Abstract

The volcanic rift zone in Iceland is characterized by elongate volcanic systems, consisting of tension fractures, normal faults and volcanic fissures, where most of the volcanotectonic activity takes place. Most volcanic systems develop central volcanoes, the formation of which is still poorly understood. There is great difference in the eruption and intrusion statistics of the volcanic systems inside and outside the central volcanoes. In the central volcanoes, eruptions are frequent (typically one every several hundred years), of small volume (normally less than 0.1 km3) and fed mainly by thin (average thickness of 0.5 m), inclined sheets. Outside central volcanoes the eruptions are rare (typically one every several thousand years) but of large volume (typically more than 1 km3) and fed mainly by thick (average thickness of 4–5 m), subvertical dikes. Using the results of a boundary element study of magma chambers modeled as a cavities or holes in a semi‐infinite plate, these empirical relations, as well as the formation of specific central volcanoes in the volcanic systems, can be explained. Once a cavity‐like magma chamber has formed, its existence in the rift zone concentrates tensile stress. This stress concentration causes the segment containing the magma chamber to rupture much more frequently than the other parts of the volcanic system, which partly explains the formation of central volcanoes and their high eruption frequencies.

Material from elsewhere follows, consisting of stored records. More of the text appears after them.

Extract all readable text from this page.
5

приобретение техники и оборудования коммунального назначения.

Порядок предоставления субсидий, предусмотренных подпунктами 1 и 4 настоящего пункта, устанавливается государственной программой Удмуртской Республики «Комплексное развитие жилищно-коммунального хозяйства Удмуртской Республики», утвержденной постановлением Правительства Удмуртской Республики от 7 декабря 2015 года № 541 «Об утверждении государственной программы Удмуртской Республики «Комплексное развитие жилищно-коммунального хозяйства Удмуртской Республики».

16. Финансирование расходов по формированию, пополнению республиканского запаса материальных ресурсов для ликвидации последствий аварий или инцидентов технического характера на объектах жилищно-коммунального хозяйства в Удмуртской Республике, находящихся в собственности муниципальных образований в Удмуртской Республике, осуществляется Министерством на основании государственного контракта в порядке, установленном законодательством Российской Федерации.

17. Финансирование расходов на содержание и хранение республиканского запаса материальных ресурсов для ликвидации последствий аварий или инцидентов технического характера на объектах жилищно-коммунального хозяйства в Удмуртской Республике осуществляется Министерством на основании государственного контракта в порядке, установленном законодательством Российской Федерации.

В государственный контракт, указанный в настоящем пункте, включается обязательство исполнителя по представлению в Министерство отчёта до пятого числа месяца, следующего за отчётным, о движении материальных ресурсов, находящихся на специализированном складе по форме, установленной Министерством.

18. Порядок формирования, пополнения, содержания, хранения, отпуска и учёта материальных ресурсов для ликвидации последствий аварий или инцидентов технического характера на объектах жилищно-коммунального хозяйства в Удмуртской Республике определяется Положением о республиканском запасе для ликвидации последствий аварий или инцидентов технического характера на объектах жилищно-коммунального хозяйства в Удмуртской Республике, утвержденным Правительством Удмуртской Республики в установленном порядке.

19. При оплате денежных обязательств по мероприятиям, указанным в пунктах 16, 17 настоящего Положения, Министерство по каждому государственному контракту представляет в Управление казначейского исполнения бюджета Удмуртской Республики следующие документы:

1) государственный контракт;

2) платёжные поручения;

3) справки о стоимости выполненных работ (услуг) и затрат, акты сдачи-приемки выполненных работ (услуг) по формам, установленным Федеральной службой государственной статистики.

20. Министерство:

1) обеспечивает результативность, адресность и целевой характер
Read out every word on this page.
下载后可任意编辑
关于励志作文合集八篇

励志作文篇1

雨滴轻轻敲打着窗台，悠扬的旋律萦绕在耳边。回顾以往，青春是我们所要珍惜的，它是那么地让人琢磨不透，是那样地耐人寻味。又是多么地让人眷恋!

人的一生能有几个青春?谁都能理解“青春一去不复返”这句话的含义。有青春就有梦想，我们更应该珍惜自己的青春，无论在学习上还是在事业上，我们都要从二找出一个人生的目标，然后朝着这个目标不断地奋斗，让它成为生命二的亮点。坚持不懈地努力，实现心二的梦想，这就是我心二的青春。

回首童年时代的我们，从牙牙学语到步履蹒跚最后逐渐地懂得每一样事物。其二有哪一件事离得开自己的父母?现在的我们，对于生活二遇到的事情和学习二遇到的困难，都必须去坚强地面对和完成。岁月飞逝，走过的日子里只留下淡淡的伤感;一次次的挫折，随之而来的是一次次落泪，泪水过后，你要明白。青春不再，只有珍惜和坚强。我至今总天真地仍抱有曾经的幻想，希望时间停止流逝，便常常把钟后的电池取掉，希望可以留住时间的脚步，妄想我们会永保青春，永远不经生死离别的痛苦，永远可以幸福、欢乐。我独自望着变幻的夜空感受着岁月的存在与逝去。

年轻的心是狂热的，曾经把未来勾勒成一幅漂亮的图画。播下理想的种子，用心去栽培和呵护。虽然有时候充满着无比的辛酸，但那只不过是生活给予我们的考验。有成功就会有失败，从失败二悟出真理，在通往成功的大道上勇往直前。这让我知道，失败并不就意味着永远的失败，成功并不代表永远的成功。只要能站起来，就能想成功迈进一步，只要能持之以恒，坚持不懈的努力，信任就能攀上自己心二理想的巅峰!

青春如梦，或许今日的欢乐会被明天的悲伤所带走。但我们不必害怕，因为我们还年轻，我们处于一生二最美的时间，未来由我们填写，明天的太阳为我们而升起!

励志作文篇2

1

This concentration also gives rise to a local stress field that encourages injection of small‐volume sheets in all directions and at various dips from their source magma chamber. The magma chamber acts as a trap for upward propagating dikes from mantle reservoirs and channels magma, through inclined sheets, toward a limited area at the surface where the central volcano gradually forms. The inverse relationship between eruption frequency and eruption volume, when the central volcano is compared with other parts of the volcanic system, is also partly due to the trap‐like nature of the magma chamber. The chamber is normally much smaller than its source mantle reservoir, so that a single magma flow (through a dike) from the reservoir (lasting perhaps many years) may trigger tens of magma flows (through sheets) from the chamber, many of which would reach the surface in the central volcano.